The teacher nods, "I'm Mrs. Aten," she extends a hand for shaking, and I grasp it, realizing too late that my hand is probably drenched in sweat. Mrs. Aten keeps smiling, though. "Don't worry, hon, I'm completely aware of your, uhm..." she glances at the girl, who looks down quickly at her worksheet as if she hadn't just been listening in, "situation."
She whispers the word like it's a disease, and I want to smack her because I don't want the red-headed girl to go around spreading those kind of rumors. I'd already had to deal with all that shit – the "you're a freak" stuff – when I was in 9th grade. I didn't want to have to go through all that again. But instead I nodded, and Mrs. Aten pointed me to a desk towards the back of the room, telling me that the bell for class was almost about to ring, assuring me that she wouldn't make me stand up and introduce myself, in fact she wouldn't even introduce me, she'd just get on with her lesson as if I had been in her class the whole year. While I was secretly grateful, I kept shooting the girl who was doing her math homework wary glances as I sat down. Hopefully she wasn't one to gossip, otherwise I was roadkill.

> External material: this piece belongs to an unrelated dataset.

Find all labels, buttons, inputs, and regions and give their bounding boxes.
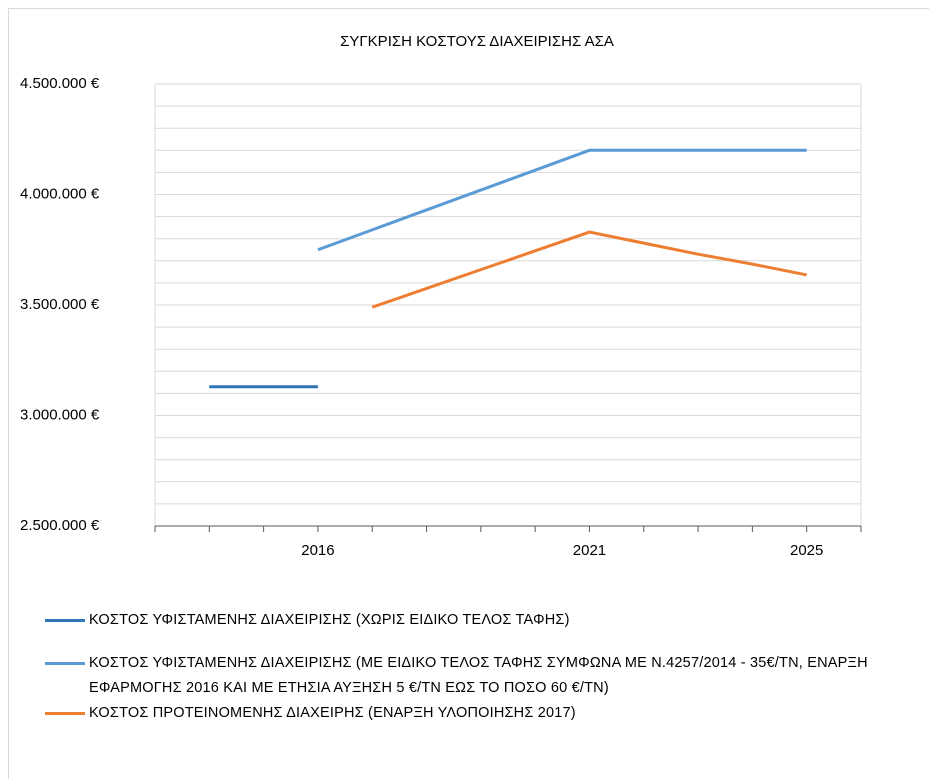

I pull out a notebook and write 'precalc' on the front cover. When I look up I see the redhead has moved to sit in the seat next to me. My mouth goes dry and my heart starts hammering. Please don't talk to me, I pray, please, please don't talk to me.
But the girl takes a breath and, with a shy smile on her face says, "Hi, I'm Clary,"
I stare at her, blinking. I know I'm supposed to introduce myself, too, but all I do is mumble "hi" and turn back to my notebook.
The girl's shoulders slump, and she sits back in her seat. For a minute, she's quiet, but then she leans forward and tries to talk to me again. "Where did you go before here?"
I set my pencil down and sigh. "I was home schooled," I tell her shortly.
"Ah," she nods her head once, slowly, and it's then that the bell rings.
Students start to trickle into the classroom, and all eyes instantly hone in on me, and I bury my face into the notebook, my cheeks burning from all the stares. There are a few girls up at the front of the room whispering behind books and shooting glances at me.
The late bell rings, and Mrs. Aten starts teaching. When she turns around to the board, I glance at Clary and say, "I'm Jace."
Out of the corner of my eye I see a little smile flit across her face.